In 1717 a satirical poem directed at the late Louis XIV, his mistress, and the new regent made the rounds of French society.
One day, while the 22-year-old Voltaire was sauntering through the royal gardens, he happened upon the regent, the Duke of Orleans, who challenged him:
I bet you, M. Arouet, I will show you something you have never seen before.

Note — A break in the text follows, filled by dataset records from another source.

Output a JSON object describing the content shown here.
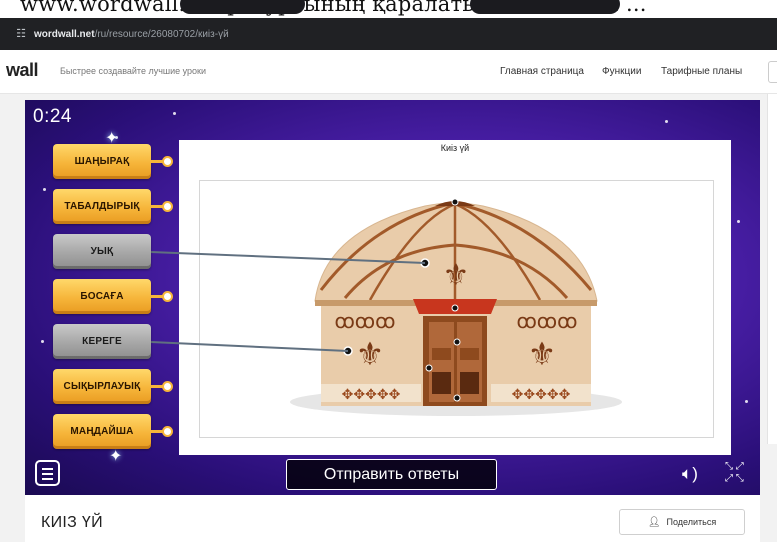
{
  "top_caption": "www.wordwall.net ресурсының қаралатын Бекітілген ...",
  "browser": {
    "url_host": "wordwall.net",
    "url_path": "/ru/resource/26080702/киіз-үй"
  },
  "site": {
    "logo": "wall",
    "tagline": "Быстрее создавайте лучшие уроки",
    "nav": [
      "Главная страница",
      "Функции",
      "Тарифные планы"
    ]
  },
  "game": {
    "timer": "0:24",
    "image_title": "Киіз үй",
    "labels": [
      {
        "text": "ШАҢЫРАҚ",
        "placed": false
      },
      {
        "text": "ТАБАЛДЫРЫҚ",
        "placed": false
      },
      {
        "text": "УЫҚ",
        "placed": true
      },
      {
        "text": "БОСАҒА",
        "placed": false
      },
      {
        "text": "КЕРЕГЕ",
        "placed": true
      },
      {
        "text": "СЫҚЫРЛАУЫҚ",
        "placed": false
      },
      {
        "text": "МАҢДАЙША",
        "placed": false
      }
    ],
    "submit_label": "Отправить ответы"
  },
  "activity": {
    "title": "КИІЗ ҮЙ",
    "share_label": "Поделиться"
  },
  "colors": {
    "label_gold": "#f6b53a",
    "label_placed": "#a6a6a6",
    "game_purple": "#4a1fa8",
    "connector": "#607080",
    "yurt_felt": "#e9ccaa",
    "yurt_wood": "#a25a2a"
  },
  "icons": {
    "site_info": "tune-icon",
    "menu": "menu-icon",
    "sound": "speaker-icon",
    "fullscreen": "fullscreen-icon",
    "share": "share-person-icon"
  }
}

What is that, Monseigneur? The inside of the Bastille. I take it as seen.The next morning Voltaire was awakened by an official who served him with a lettre de cachet, searched his room thoroughly, arrested him, and hustled him off to the Bastille. He was not allowed to contact family members, friends, or a lawyer. For eleven months Voltaire was kept in the infamous prison, neither charged with a crime nor tried.1
Had the regent been as swift to try Voltaire in a fair trial as he was to arrest him, he and the other authorities would have learned that, contrary to the report from their spy Beauregard, Voltaire was not the author of the offending poem. On the other hand, had the brilliant young playwright been subjected to a partisan trial, the result would have been a long term in the Bastille. A partisan trial, in all likelihood, would not have discovered that Voltaire did not write the satire. He was capable of writing it; he had written other imprudent and impudent verses, and he might have written it. For a partisan trial, as for indefinite detention without a trial under the lettre de cachet, the truth, guilt, or innocence is irrelevant. A partisan trial, for the purposes of justice, is the same as no trial at all. But partisan trials do serve other purposes.
Partisan trials have only one agenda, power, and one issue, expediency, which serves as the substitute for justice. They are outside the rule of law, often enveloped within an ideological wonderland. If most ordinary trials operate from a legal agenda with no political overtones, partisan trials are the opposite: only a political agenda covered with a thin veneer of legality.